Monday, October 05, 2015

George Osborne first and 10 (whatever that means)


Last week the Guardian told us:
George Osborne wants to have an NFL franchise based permanently in London within the next five years to confirm the city’s status as the “sporting capital of the world”. 
The chancellor met with NFL executives, team owners and former players at Downing Street as the Miami Dolphins prepared to face the New York Jets at Wembley stadium on Sunday. 
Osborne said he would “love to have a team here based in the UK playing in the NFL” and he believed Britain was making steps towards that goal. “The real prize, the real touchdown for London, would be to get a team based here,” he said.
My first reaction is that Osborne should have more important things to do with his time. Bringing an NFL franchise to London is the sort of task that should consume a wacky backbencher, not the chancellor.

But this enthusiasm of his does confirm that he is not a traditional Conservative. If he were, he would be worrying about how to persuade more children to take up rugby or cricket,

To someone of Osborne's cast of mind, America is the future. His enthusiasm for elected mayors, a role unknown in British local government until recently, confirms this.

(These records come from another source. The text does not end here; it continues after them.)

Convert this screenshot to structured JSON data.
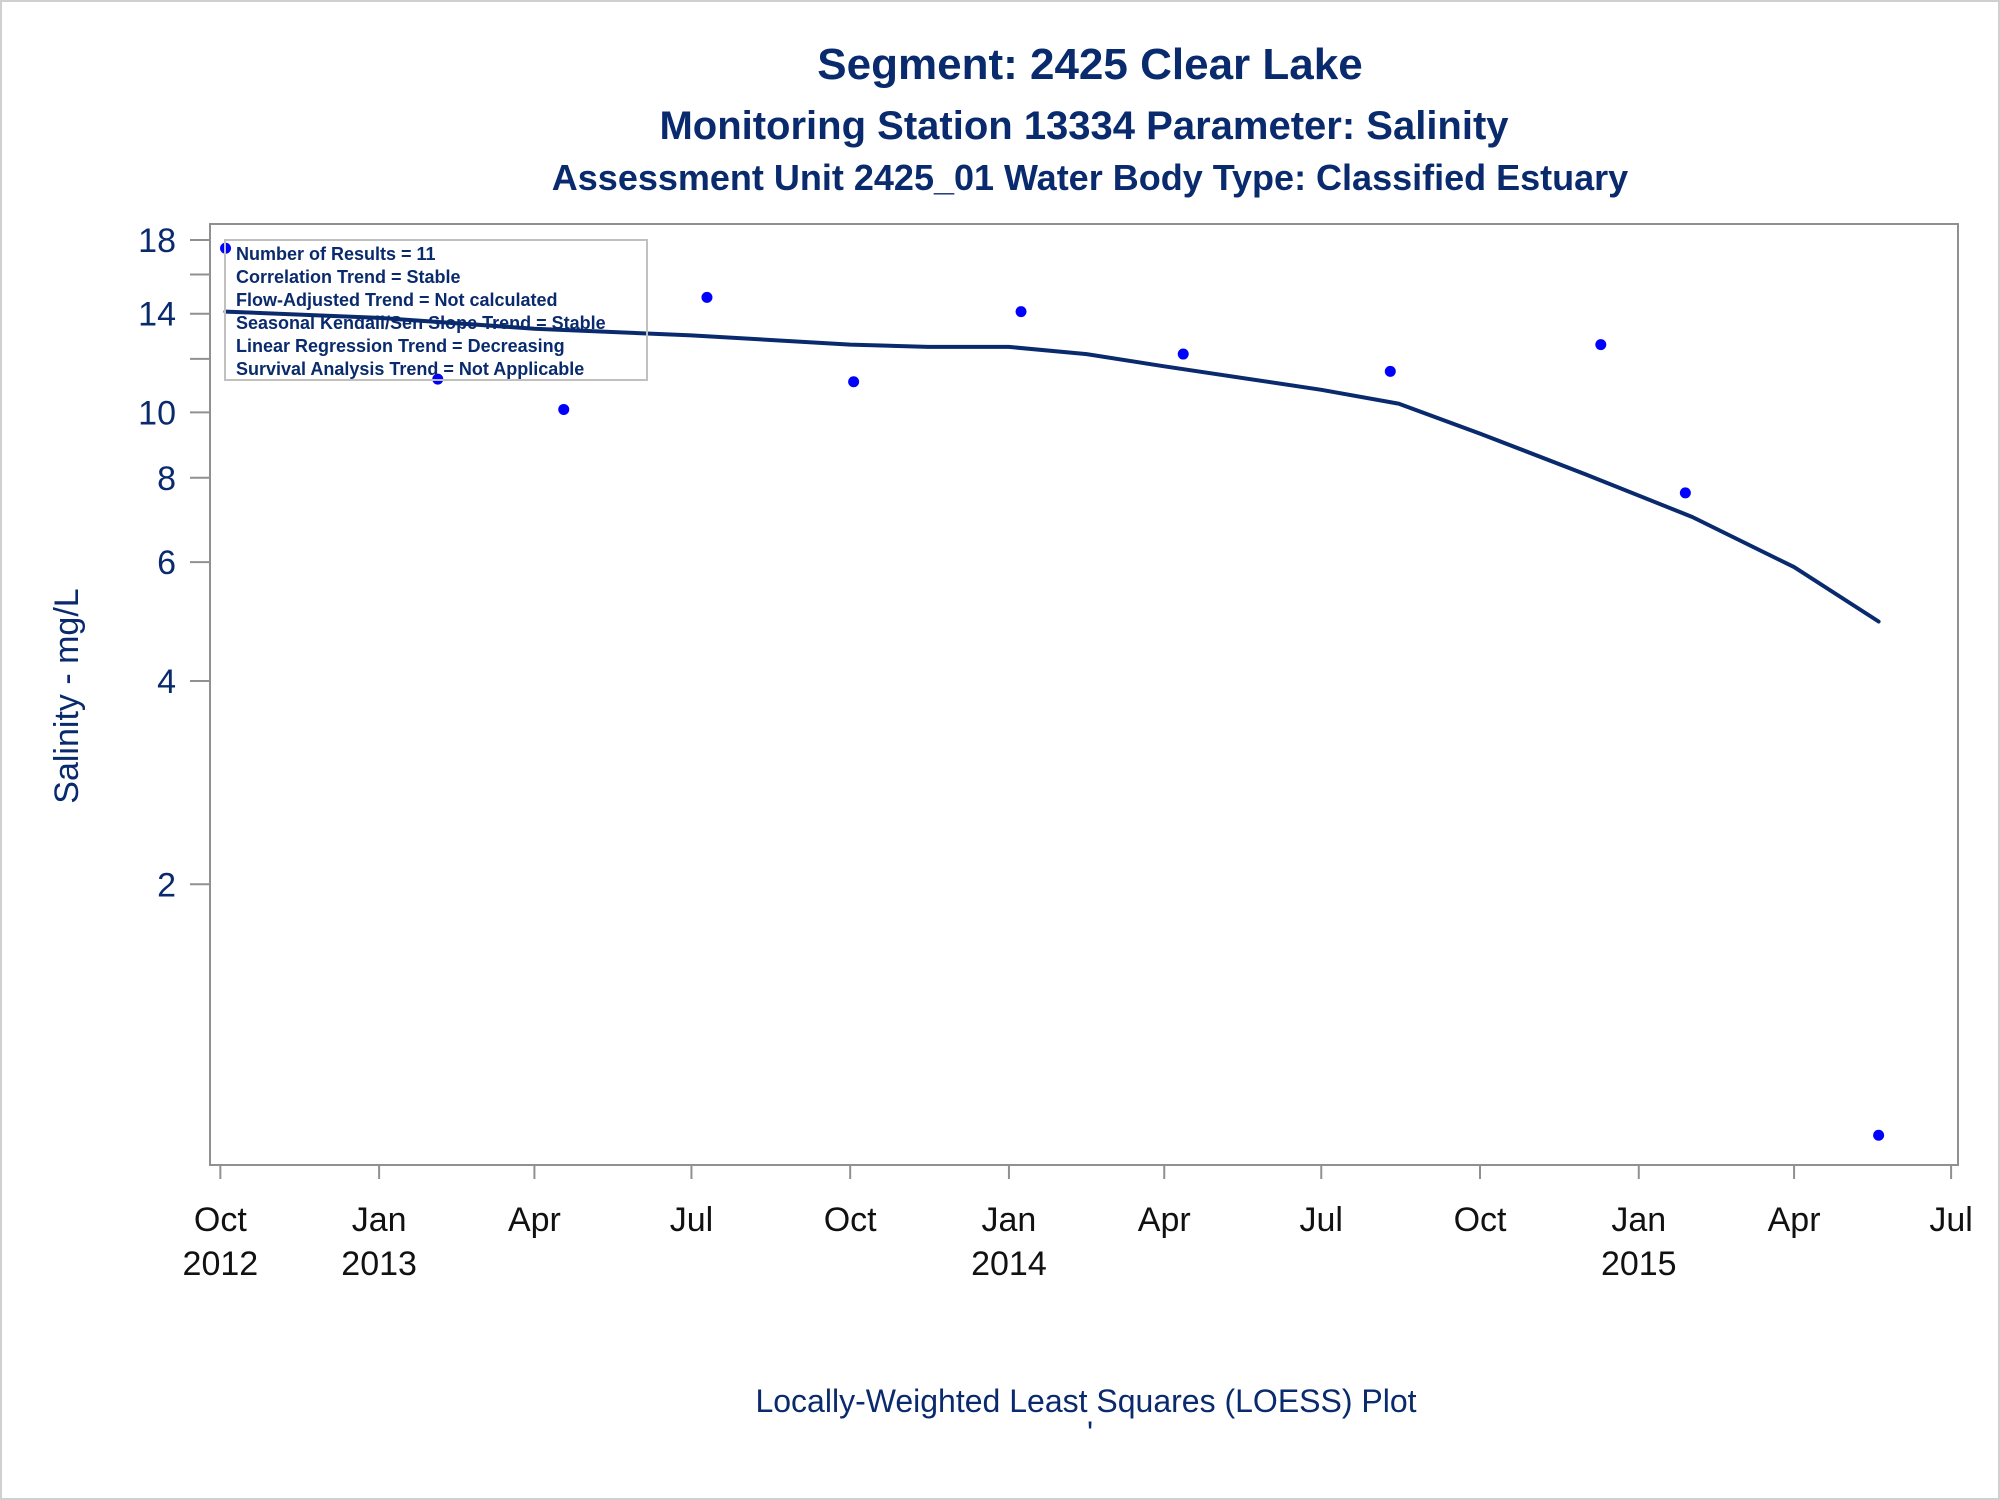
{
  "chart_data": {
    "type": "scatter",
    "title": "Segment: 2425  Clear Lake",
    "subtitle": "Monitoring Station 13334 Parameter: Salinity",
    "subtitle2": "Assessment Unit 2425_01   Water Body Type: Classified Estuary",
    "ylabel": "Salinity - mg/L",
    "footer": "Locally-Weighted Least Squares (LOESS) Plot",
    "footer_mark": "'",
    "y_scale": "log",
    "ylim": [
      0.8,
      18
    ],
    "xlim": [
      "2012-09-25",
      "2015-07-05"
    ],
    "y_ticks": [
      {
        "value": 18,
        "label": "18"
      },
      {
        "value": 16,
        "label": ""
      },
      {
        "value": 14,
        "label": "14"
      },
      {
        "value": 12,
        "label": ""
      },
      {
        "value": 10,
        "label": "10"
      },
      {
        "value": 8,
        "label": "8"
      },
      {
        "value": 6,
        "label": "6"
      },
      {
        "value": 4,
        "label": "4"
      },
      {
        "value": 2,
        "label": "2"
      }
    ],
    "x_ticks": [
      {
        "date": "2012-10-01",
        "month": "Oct",
        "year": "2012"
      },
      {
        "date": "2013-01-01",
        "month": "Jan",
        "year": "2013"
      },
      {
        "date": "2013-04-01",
        "month": "Apr",
        "year": ""
      },
      {
        "date": "2013-07-01",
        "month": "Jul",
        "year": ""
      },
      {
        "date": "2013-10-01",
        "month": "Oct",
        "year": ""
      },
      {
        "date": "2014-01-01",
        "month": "Jan",
        "year": "2014"
      },
      {
        "date": "2014-04-01",
        "month": "Apr",
        "year": ""
      },
      {
        "date": "2014-07-01",
        "month": "Jul",
        "year": ""
      },
      {
        "date": "2014-10-01",
        "month": "Oct",
        "year": ""
      },
      {
        "date": "2015-01-01",
        "month": "Jan",
        "year": "2015"
      },
      {
        "date": "2015-04-01",
        "month": "Apr",
        "year": ""
      },
      {
        "date": "2015-07-01",
        "month": "Jul",
        "year": ""
      }
    ],
    "points": [
      {
        "x": "2012-10-04",
        "y": 17.5
      },
      {
        "x": "2013-02-04",
        "y": 11.2
      },
      {
        "x": "2013-04-18",
        "y": 10.1
      },
      {
        "x": "2013-07-10",
        "y": 14.8
      },
      {
        "x": "2013-10-03",
        "y": 11.1
      },
      {
        "x": "2014-01-08",
        "y": 14.1
      },
      {
        "x": "2014-04-12",
        "y": 12.2
      },
      {
        "x": "2014-08-10",
        "y": 11.5
      },
      {
        "x": "2014-12-10",
        "y": 12.6
      },
      {
        "x": "2015-01-28",
        "y": 7.6
      },
      {
        "x": "2015-05-20",
        "y": 0.85
      }
    ],
    "series": [
      {
        "type": "line",
        "points": [
          {
            "x": "2012-10-04",
            "y": 14.1
          },
          {
            "x": "2013-01-01",
            "y": 13.8
          },
          {
            "x": "2013-04-01",
            "y": 13.3
          },
          {
            "x": "2013-07-01",
            "y": 13.0
          },
          {
            "x": "2013-10-01",
            "y": 12.6
          },
          {
            "x": "2013-11-15",
            "y": 12.5
          },
          {
            "x": "2014-01-01",
            "y": 12.5
          },
          {
            "x": "2014-02-15",
            "y": 12.2
          },
          {
            "x": "2014-04-01",
            "y": 11.7
          },
          {
            "x": "2014-07-01",
            "y": 10.8
          },
          {
            "x": "2014-08-15",
            "y": 10.3
          },
          {
            "x": "2014-10-01",
            "y": 9.3
          },
          {
            "x": "2014-12-01",
            "y": 8.1
          },
          {
            "x": "2015-02-01",
            "y": 7.0
          },
          {
            "x": "2015-04-01",
            "y": 5.9
          },
          {
            "x": "2015-05-20",
            "y": 4.9
          }
        ]
      }
    ],
    "annotations": [
      "Number of Results = 11",
      "Correlation Trend = Stable",
      "Flow-Adjusted Trend = Not calculated",
      "Seasonal Kendall/Sen Slope Trend = Stable",
      "Linear Regression Trend = Decreasing",
      "Survival Analysis Trend = Not Applicable"
    ],
    "colors": {
      "text": "#0a2a6e",
      "points": "#0000ff",
      "line": "#0a2a6e",
      "frame": "#909090"
    }
  }
}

As I argued in a recent post on a cricket club in David Cameron's constituency, this sets Osborne apart from his prime minister.

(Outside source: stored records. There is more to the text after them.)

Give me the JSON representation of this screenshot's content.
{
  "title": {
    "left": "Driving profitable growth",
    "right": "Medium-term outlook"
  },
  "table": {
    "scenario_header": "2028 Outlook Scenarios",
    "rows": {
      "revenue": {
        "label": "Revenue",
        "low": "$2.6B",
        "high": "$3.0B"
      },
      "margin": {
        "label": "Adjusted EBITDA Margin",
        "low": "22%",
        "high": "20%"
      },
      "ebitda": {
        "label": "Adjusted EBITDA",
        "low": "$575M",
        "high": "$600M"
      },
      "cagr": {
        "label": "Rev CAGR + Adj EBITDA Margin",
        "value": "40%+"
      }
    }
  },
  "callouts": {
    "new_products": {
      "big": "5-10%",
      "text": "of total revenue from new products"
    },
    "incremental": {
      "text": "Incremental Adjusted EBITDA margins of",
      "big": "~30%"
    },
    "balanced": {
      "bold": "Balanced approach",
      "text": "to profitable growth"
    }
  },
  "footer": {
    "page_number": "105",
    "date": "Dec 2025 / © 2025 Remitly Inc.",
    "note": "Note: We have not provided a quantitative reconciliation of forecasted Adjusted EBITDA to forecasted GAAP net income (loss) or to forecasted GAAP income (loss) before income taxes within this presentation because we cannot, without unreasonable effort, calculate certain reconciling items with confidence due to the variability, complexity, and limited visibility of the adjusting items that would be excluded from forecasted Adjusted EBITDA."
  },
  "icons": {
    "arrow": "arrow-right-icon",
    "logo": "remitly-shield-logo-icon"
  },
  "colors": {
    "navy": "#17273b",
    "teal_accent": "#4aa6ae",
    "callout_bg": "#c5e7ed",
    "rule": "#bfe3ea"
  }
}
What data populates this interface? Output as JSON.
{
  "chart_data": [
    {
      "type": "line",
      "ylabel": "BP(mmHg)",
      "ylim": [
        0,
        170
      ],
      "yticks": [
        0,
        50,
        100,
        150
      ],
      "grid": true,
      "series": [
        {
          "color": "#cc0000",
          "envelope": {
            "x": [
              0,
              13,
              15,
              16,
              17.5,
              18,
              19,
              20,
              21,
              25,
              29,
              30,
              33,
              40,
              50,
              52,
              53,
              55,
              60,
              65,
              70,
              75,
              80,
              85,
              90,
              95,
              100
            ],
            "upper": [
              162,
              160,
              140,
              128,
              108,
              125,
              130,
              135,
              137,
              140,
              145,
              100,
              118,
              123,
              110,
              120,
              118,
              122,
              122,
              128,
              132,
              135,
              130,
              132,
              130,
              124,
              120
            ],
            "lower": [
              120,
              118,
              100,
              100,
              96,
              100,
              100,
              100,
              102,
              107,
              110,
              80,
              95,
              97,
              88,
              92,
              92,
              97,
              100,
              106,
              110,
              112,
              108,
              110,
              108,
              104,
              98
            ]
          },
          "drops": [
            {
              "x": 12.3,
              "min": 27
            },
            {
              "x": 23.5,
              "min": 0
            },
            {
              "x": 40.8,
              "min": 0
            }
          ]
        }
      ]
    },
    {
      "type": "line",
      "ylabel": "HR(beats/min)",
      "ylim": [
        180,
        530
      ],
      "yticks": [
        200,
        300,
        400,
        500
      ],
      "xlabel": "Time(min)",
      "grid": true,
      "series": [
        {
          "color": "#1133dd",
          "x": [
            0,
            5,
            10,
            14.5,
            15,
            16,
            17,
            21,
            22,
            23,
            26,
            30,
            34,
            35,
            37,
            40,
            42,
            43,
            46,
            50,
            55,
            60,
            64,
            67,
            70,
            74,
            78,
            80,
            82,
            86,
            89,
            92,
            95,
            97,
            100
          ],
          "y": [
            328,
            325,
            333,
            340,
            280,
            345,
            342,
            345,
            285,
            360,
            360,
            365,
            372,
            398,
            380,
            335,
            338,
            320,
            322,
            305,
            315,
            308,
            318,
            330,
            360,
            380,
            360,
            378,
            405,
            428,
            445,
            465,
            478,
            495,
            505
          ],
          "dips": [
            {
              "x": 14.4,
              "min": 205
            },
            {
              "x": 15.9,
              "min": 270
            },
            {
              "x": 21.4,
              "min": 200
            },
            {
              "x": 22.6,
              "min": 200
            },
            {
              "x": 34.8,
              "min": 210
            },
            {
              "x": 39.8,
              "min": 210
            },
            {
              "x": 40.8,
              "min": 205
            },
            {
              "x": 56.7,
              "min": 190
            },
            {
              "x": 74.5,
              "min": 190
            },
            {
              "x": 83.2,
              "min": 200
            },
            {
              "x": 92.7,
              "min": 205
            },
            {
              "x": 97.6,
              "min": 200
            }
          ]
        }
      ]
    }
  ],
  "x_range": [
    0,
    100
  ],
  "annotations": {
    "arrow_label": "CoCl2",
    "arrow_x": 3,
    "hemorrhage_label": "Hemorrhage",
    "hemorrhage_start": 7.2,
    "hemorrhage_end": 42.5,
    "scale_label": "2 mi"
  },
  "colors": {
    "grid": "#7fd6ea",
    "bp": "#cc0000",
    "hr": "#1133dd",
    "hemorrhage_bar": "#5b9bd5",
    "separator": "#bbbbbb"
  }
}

But already this enthusiasm for all things American looks dated.

For the group of Tories who produced Britannia Unchained - Kwasi Kwarteng, Priti Patel, Dominic Raab, Chris Skidmore, Liz Truss - the future is Singapore.

And for the former Liberal Democrat MP Jeremy Browne in his Race Plan, the future is China. That dictatorship makes an odd beacon for 'authentic liberalism'.

Still, Jeremy is not alone. Today Jeremy Hunt expressed the hope that, thanks to cuts in welfare, we would all have to work as hard as the Chinese.

Who knows where the future will pop up next?

1 comment:

Richard Gadsden said...

Oh, Japan, you were the future once.